The LAPD is a favorite subject of West Coast rap lyricists. The department's notoriety, of course, is just that - notorious. The homeboys perceive the cops as the most dangerous gang in the City of Angels.
What with the rebellion that followed the acquittal of four of the most notable of the notorious, it seems like a good idea to see how the purveyors of pop culture handle the unrest.
With a broom and not a gun
Rush Limbaugh, probably the biggest wave-maker on talk radio, offered early commentary on the crisis. Actually he was uncharacteristically restrained the first day, allowing his listeners to offer inane analysis and outrageous comments. He simply did the radio equivalent of nodding his head as callers babbled on about such things as how Rodney King had lured the officers into beating him for a financial settlement or a movie contract.

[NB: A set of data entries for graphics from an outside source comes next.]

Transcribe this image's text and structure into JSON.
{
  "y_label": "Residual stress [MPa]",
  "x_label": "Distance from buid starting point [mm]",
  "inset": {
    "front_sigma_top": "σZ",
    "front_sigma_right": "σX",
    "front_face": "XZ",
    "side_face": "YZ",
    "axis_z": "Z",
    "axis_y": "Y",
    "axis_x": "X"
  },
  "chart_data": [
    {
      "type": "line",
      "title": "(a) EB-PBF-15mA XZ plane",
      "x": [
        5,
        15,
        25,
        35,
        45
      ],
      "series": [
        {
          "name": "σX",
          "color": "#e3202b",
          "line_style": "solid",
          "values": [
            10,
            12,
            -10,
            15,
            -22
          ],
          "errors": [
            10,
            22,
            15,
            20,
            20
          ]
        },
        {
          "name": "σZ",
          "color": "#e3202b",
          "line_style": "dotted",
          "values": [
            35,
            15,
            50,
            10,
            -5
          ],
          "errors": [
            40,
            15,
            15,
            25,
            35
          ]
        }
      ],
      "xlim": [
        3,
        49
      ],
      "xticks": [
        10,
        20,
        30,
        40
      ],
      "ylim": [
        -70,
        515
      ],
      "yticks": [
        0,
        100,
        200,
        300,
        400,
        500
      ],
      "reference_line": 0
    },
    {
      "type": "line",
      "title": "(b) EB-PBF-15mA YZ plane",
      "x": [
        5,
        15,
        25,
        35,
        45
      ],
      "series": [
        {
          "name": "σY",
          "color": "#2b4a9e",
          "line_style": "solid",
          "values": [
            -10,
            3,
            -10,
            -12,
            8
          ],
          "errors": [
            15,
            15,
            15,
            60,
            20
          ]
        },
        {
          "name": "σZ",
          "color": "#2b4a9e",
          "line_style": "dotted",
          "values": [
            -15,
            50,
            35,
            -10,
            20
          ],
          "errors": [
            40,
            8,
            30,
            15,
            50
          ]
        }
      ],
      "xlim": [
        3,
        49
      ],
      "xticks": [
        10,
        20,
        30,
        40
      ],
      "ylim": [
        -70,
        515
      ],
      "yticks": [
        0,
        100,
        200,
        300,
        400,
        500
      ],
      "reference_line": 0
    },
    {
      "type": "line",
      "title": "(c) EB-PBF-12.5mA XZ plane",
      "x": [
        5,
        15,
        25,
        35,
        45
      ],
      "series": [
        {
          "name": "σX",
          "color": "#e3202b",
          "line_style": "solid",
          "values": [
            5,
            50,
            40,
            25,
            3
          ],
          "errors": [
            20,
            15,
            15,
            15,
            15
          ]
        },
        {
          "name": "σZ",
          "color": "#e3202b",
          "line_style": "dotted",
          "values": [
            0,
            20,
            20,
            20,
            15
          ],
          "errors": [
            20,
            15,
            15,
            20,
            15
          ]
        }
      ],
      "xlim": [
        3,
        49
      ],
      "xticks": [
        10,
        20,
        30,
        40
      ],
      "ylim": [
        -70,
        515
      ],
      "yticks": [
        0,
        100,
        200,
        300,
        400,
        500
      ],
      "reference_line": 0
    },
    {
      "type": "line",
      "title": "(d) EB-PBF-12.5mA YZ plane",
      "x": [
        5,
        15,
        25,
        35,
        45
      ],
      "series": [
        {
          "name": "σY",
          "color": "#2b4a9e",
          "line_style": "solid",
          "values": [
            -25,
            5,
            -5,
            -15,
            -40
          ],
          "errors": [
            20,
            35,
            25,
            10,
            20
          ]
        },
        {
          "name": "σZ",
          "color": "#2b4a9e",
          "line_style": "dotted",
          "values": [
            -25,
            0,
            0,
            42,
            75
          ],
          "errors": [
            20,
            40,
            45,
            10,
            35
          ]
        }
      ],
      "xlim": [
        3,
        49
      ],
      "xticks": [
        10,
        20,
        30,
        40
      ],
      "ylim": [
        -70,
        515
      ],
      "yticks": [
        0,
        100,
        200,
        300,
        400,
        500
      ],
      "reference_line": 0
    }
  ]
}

By the following day, however, Rush had determined he could get away with his own inanity. Limbaugh said that the events in LA were not political but cultural. Code words at their best.
Limbaugh wanted to say that it's in the genes, ya' know; that these people don't know any better. Good Society policies, added to intolerable personal habits, lead to such a society, he posits. And, he fears, America will play right into "their" hands by beginning to deal with the long-neglected urban problems.
I don't think Limbaugh has the same "worry" about the Keating crew. And that's probably true for most of us. America has never had a good visual image to tie to the Savings and Loan scandal. The big rip-off just wasn't made for TV. But the looting of buildings in LA was. No longer does it matter what the copy is; the images tell the story.